The accounting policies followed in the presentation of our interim financial results are consistent with those included in the company’s Annual Report on Form 10-K for the fiscal year ended February 29, 2024 (the “2024 Annual Report”), with the exception of those related to recent accounting pronouncements adopted in the current fiscal year. These interim unaudited consolidated financial statements should be read in conjunction with the audited consolidated financial statements and footnotes included in our 2024 Annual Report.
Use of Estimates
The preparation of financial statements in conformity with U.S. GAAP requires management to make estimates and assumptions that affect the reported amounts of assets, liabilities, revenues and expenses and the disclosure of contingent assets and liabilities.  Actual results could differ from those estimates.  Certain prior year amounts have been reclassified to conform to the current year’s presentation.  Amounts and percentages may not total due to rounding.
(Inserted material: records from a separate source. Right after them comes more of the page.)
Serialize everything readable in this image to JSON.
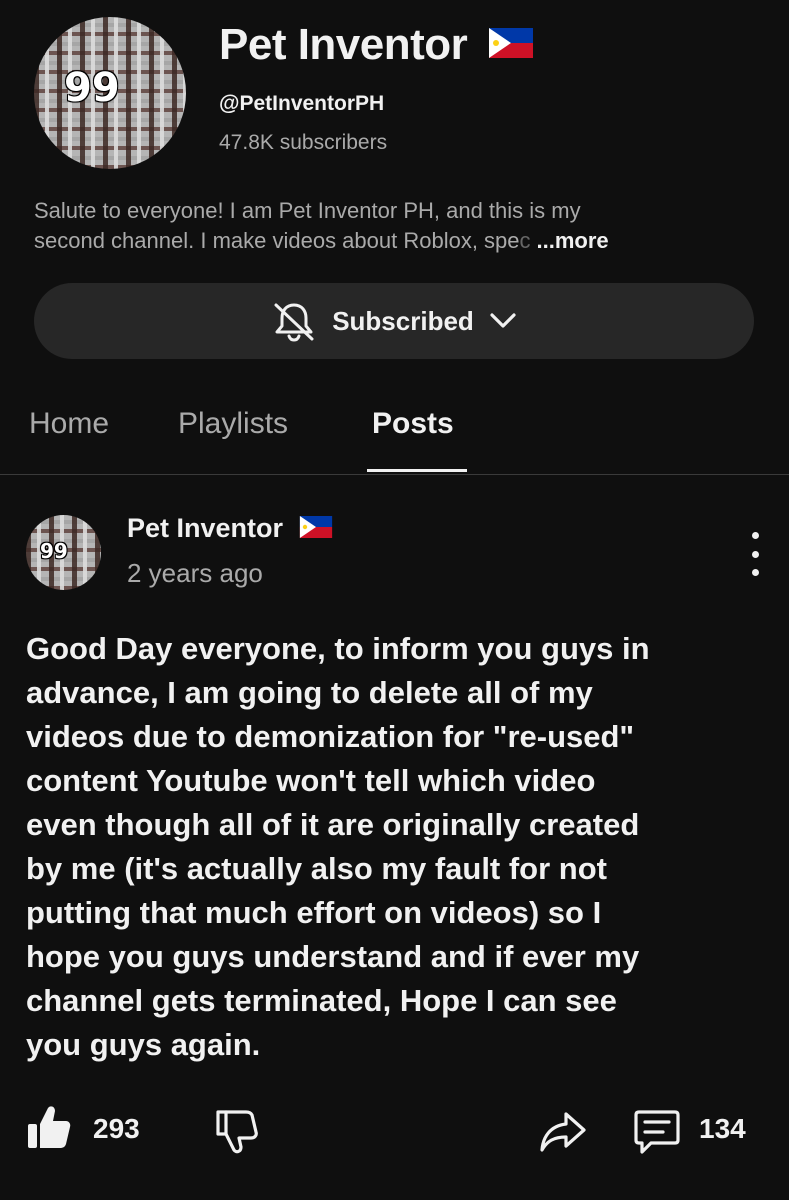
{
  "channel": {
    "name": "Pet Inventor",
    "handle": "@PetInventorPH",
    "subscribers": "47.8K subscribers",
    "avatar_badge": "99",
    "description_line1": "Salute to everyone! I am Pet Inventor PH, and this is my",
    "description_line2": "second channel. I make videos about Roblox, spe",
    "description_fade": "c",
    "more_label": "...more"
  },
  "subscribe_button": {
    "label": "Subscribed",
    "bell_icon": "bell-slash-icon",
    "chevron_icon": "chevron-down-icon"
  },
  "tabs": [
    {
      "label": "Home",
      "active": false
    },
    {
      "label": "Playlists",
      "active": false
    },
    {
      "label": "Posts",
      "active": true
    }
  ],
  "post": {
    "author": "Pet Inventor",
    "time": "2 years ago",
    "avatar_badge": "99",
    "body": "Good Day everyone, to inform you guys in\nadvance, I am going to delete all of my\nvideos due to demonization for \"re-used\"\ncontent Youtube won't tell which video\neven though all of it are originally created\nby me (it's actually also my fault for not\nputting that much effort on videos) so I\nhope you guys understand and if ever my\nchannel gets terminated, Hope I can see\nyou guys again.",
    "likes": "293",
    "comments": "134"
  },
  "colors": {
    "background": "#0f0f0f",
    "button_bg": "#272727",
    "secondary_text": "#aaaaaa",
    "flag_blue": "#0038a8",
    "flag_red": "#ce1126",
    "flag_white": "#ffffff",
    "flag_yellow": "#fcd116"
  }
}
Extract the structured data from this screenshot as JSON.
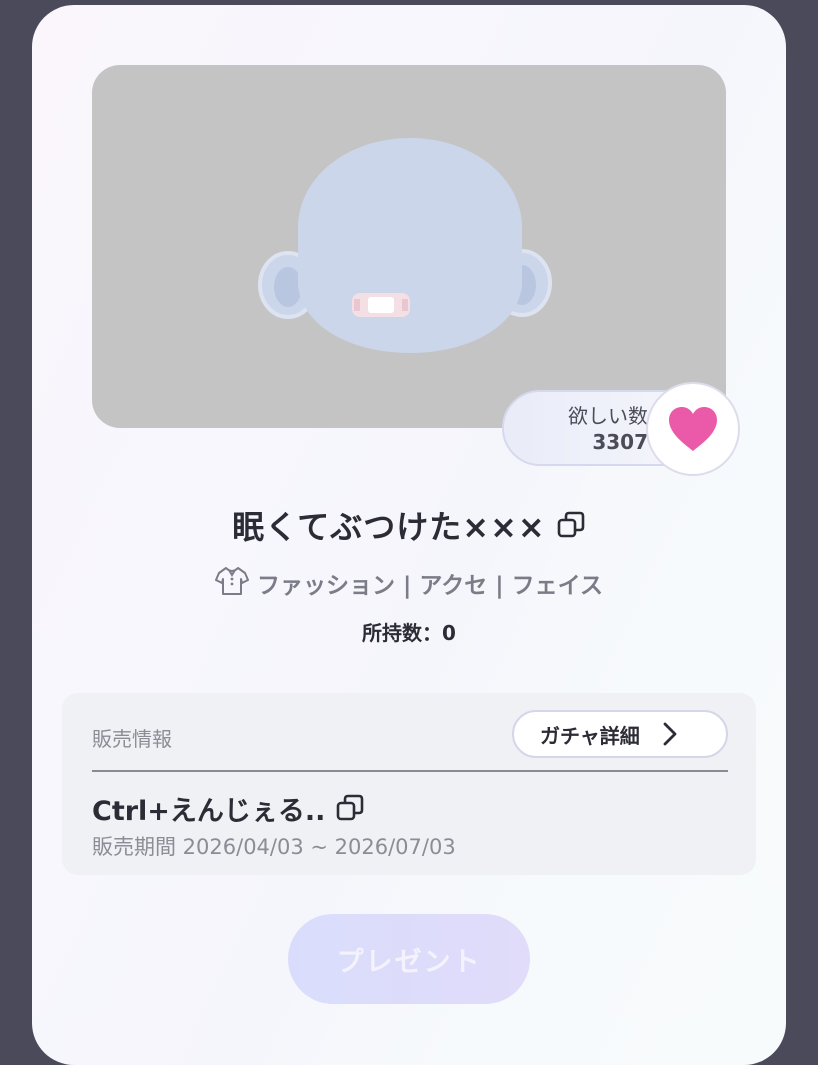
{
  "item": {
    "title": "眠くてぶつけた×××",
    "category": "ファッション | アクセ | フェイス",
    "owned_text": "所持数：0"
  },
  "wishlist": {
    "label": "欲しい数",
    "count": "3307"
  },
  "sales": {
    "section_label": "販売情報",
    "gacha_button_label": "ガチャ詳細",
    "gacha_name": "Ctrl+えんじぇる..",
    "sale_period": "販売期間 2026/04/03 ~ 2026/07/03"
  },
  "present_button_label": "プレゼント",
  "colors": {
    "heart": "#ea5aa8",
    "preview_bg": "#c4c4c4",
    "avatar_head": "#ccd6ea"
  },
  "icons": {
    "heart": "heart-icon",
    "copy": "copy-icon",
    "shirt": "shirt-icon",
    "chevron": "chevron-right-icon"
  }
}
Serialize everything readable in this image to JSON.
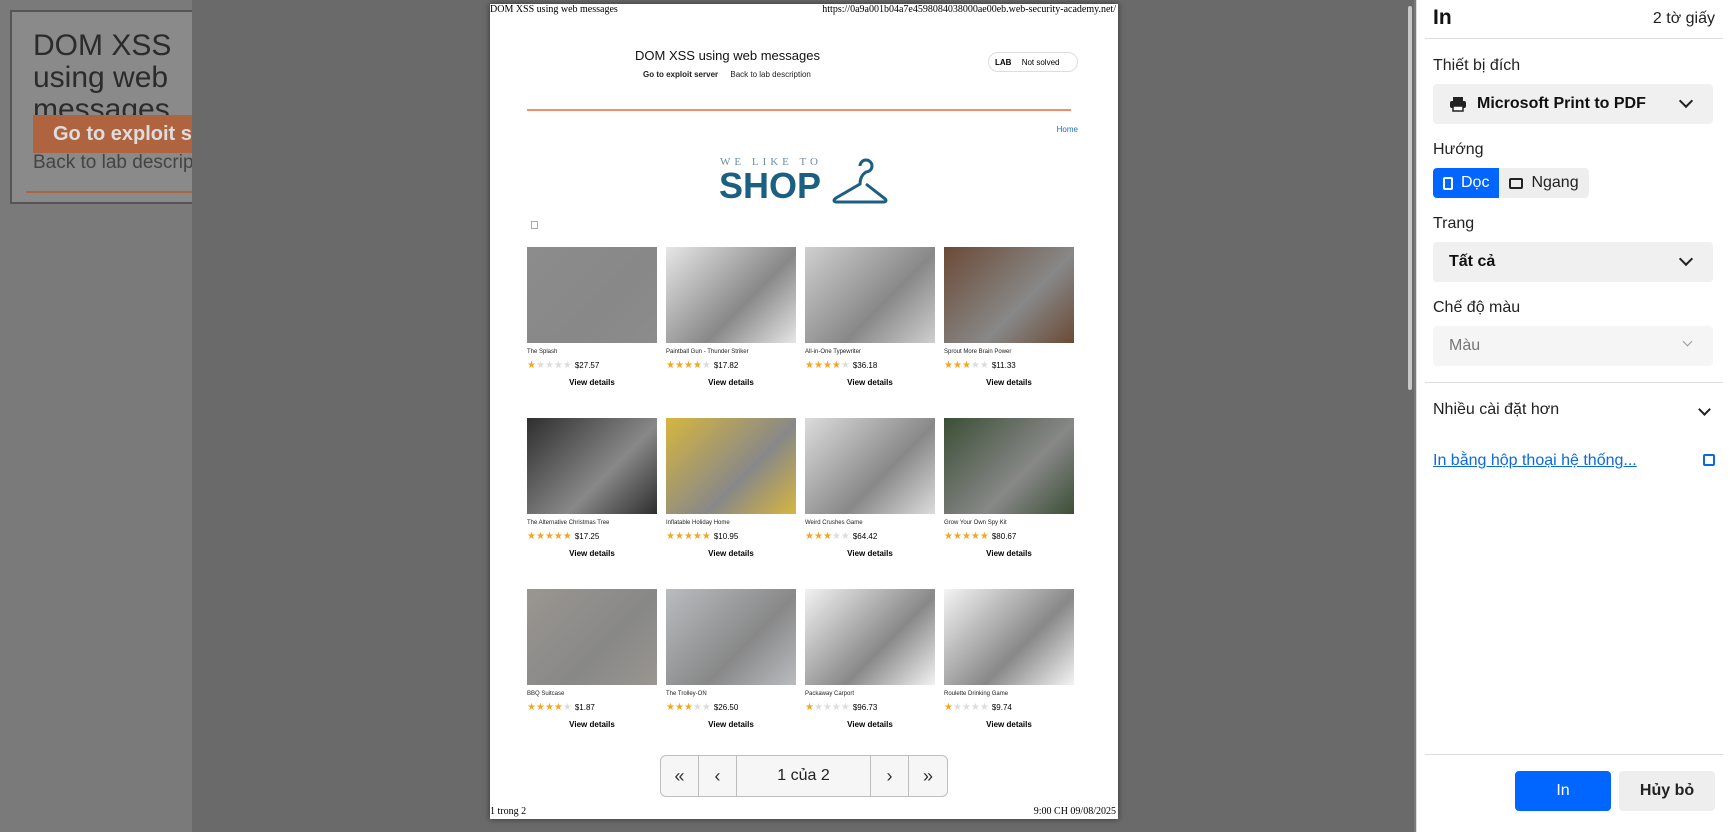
{
  "background_page": {
    "title": "DOM XSS using web messages",
    "exploit_button": "Go to exploit server",
    "back_link": "Back to lab description"
  },
  "sheet": {
    "header_left": "DOM XSS using web messages",
    "header_right": "https://0a9a001b04a7e4598084038000ae00eb.web-security-academy.net/",
    "footer_left": "1 trong 2",
    "footer_right": "9:00 CH 09/08/2025",
    "lab_title": "DOM XSS using web messages",
    "exploit_link": "Go to exploit server",
    "back_link": "Back to lab description",
    "lab_badge": "LAB",
    "lab_status": "Not solved",
    "home_link": "Home",
    "logo_small": "WE LIKE TO",
    "logo_big": "SHOP",
    "view_details": "View details",
    "products": [
      {
        "name": "The Splash",
        "stars": 1,
        "price": "$27.57",
        "color": "#8c8c8c"
      },
      {
        "name": "Paintball Gun - Thunder Striker",
        "stars": 4,
        "price": "$17.82",
        "color": "#e6e6e6"
      },
      {
        "name": "All-in-One Typewriter",
        "stars": 4,
        "price": "$36.18",
        "color": "#cfcfcf"
      },
      {
        "name": "Sprout More Brain Power",
        "stars": 3,
        "price": "$11.33",
        "color": "#6b4a36"
      },
      {
        "name": "The Alternative Christmas Tree",
        "stars": 5,
        "price": "$17.25",
        "color": "#2e2e2e"
      },
      {
        "name": "Inflatable Holiday Home",
        "stars": 5,
        "price": "$10.95",
        "color": "#d6b640"
      },
      {
        "name": "Weird Crushes Game",
        "stars": 3,
        "price": "$64.42",
        "color": "#dcdcdc"
      },
      {
        "name": "Grow Your Own Spy Kit",
        "stars": 5,
        "price": "$80.67",
        "color": "#3b4f36"
      },
      {
        "name": "BBQ Suitcase",
        "stars": 4,
        "price": "$1.87",
        "color": "#9a9690"
      },
      {
        "name": "The Trolley-ON",
        "stars": 3,
        "price": "$26.50",
        "color": "#b9bcc0"
      },
      {
        "name": "Packaway Carport",
        "stars": 1,
        "price": "$96.73",
        "color": "#f2f2f2"
      },
      {
        "name": "Roulette Drinking Game",
        "stars": 1,
        "price": "$9.74",
        "color": "#f4f4f4"
      }
    ]
  },
  "pager": {
    "first": "«",
    "prev": "‹",
    "page": "1 của 2",
    "next": "›",
    "last": "»"
  },
  "panel": {
    "title": "In",
    "sheet_count": "2 tờ giấy",
    "destination_label": "Thiết bị đích",
    "destination_value": "Microsoft Print to PDF",
    "orientation_label": "Hướng",
    "portrait": "Dọc",
    "landscape": "Ngang",
    "pages_label": "Trang",
    "pages_value": "Tất cả",
    "color_label": "Chế độ màu",
    "color_value": "Màu",
    "more_settings": "Nhiều cài đặt hơn",
    "system_dialog": "In bằng hộp thoại hệ thống...",
    "print_button": "In",
    "cancel_button": "Hủy bỏ",
    "accent_color": "#0066ff"
  }
}
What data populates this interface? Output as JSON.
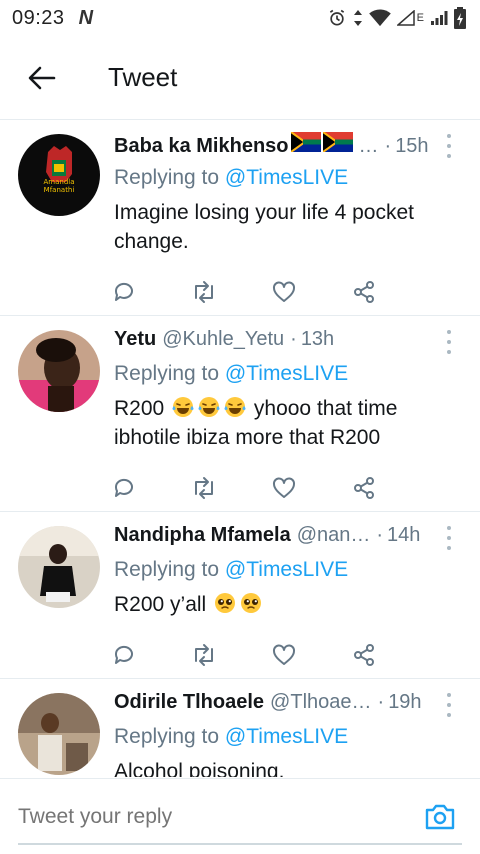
{
  "status_bar": {
    "time": "09:23",
    "app_icon": "N",
    "lte": "E"
  },
  "header": {
    "title": "Tweet",
    "back_icon": "arrow-left-icon"
  },
  "tweets": [
    {
      "name": "Baba ka Mikhenso",
      "handle": "",
      "time": "15h",
      "replying_prefix": "Replying to",
      "replying_to": "@TimesLIVE",
      "text": "Imagine losing your life 4 pocket change."
    },
    {
      "name": "Yetu",
      "handle": "@Kuhle_Yetu",
      "time": "13h",
      "replying_prefix": "Replying to",
      "replying_to": "@TimesLIVE",
      "text_before_emoji": "R200",
      "text_after_emoji": "yhooo that time ibhotile ibiza more that R200"
    },
    {
      "name": "Nandipha Mfamela",
      "handle": "@nan…",
      "time": "14h",
      "replying_prefix": "Replying to",
      "replying_to": "@TimesLIVE",
      "text_before_emoji": "R200 y’all"
    },
    {
      "name": "Odirile Tlhoaele",
      "handle": "@Tlhoae…",
      "time": "19h",
      "replying_prefix": "Replying to",
      "replying_to": "@TimesLIVE",
      "text": "Alcohol poisoning."
    }
  ],
  "composer": {
    "placeholder": "Tweet your reply",
    "camera_icon": "camera-icon"
  },
  "colors": {
    "accent": "#1da1f2",
    "secondary": "#657786",
    "divider": "#e6ecf0",
    "icon": "#657786"
  }
}
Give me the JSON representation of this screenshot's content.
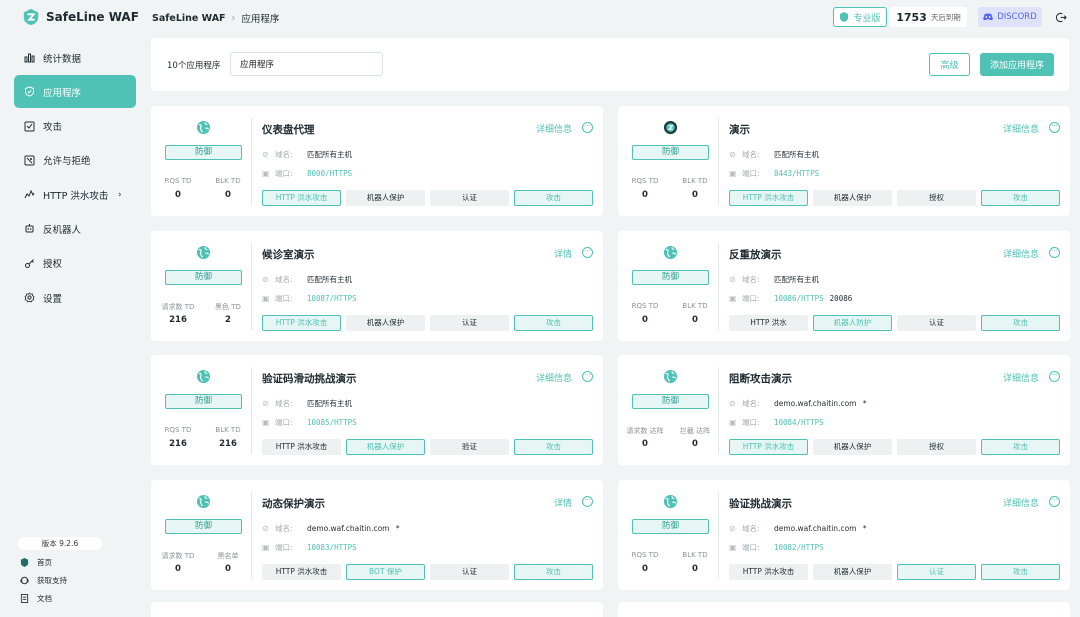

Recent Accounting Pronouncements
Recent Accounting Pronouncements.
Effective in Future Periods
In November 2024, the Financial Accounting Standards Board (“FASB”) issued an accounting pronouncement (ASU 2024-03) related to expense disclosures. The amendments in this update require public entities to provide disaggregated disclosure of expenses included within relevant income statement expense captions, as well as additional disclosures about selling expenses. This update is effective for annual periods beginning after December 15, 2026, and interim periods within fiscal years beginning after December 15, 2027. We plan to adopt this pronouncement beginning with our fiscal year ended February 29, 2028. We are currently in the process of evaluating the effects of this pronouncement on our consolidated financial statements.
In November 2024, the FASB issued an accounting pronouncement (ASU 2024-04) related to induced conversions of convertible debt instruments. The amendments in this update clarify the requirements for determining whether certain settlements of convertible debt instruments should be accounted for as induced conversions rather than as debt extinguishments. This update is effective for annual periods beginning after December 15, 2025, including interim periods within those fiscal years, though early adoption is permitted. We plan to adopt this pronouncement for our fiscal year beginning March 1, 2026, and we do not expect it to have a material effect on our consolidated financial statements.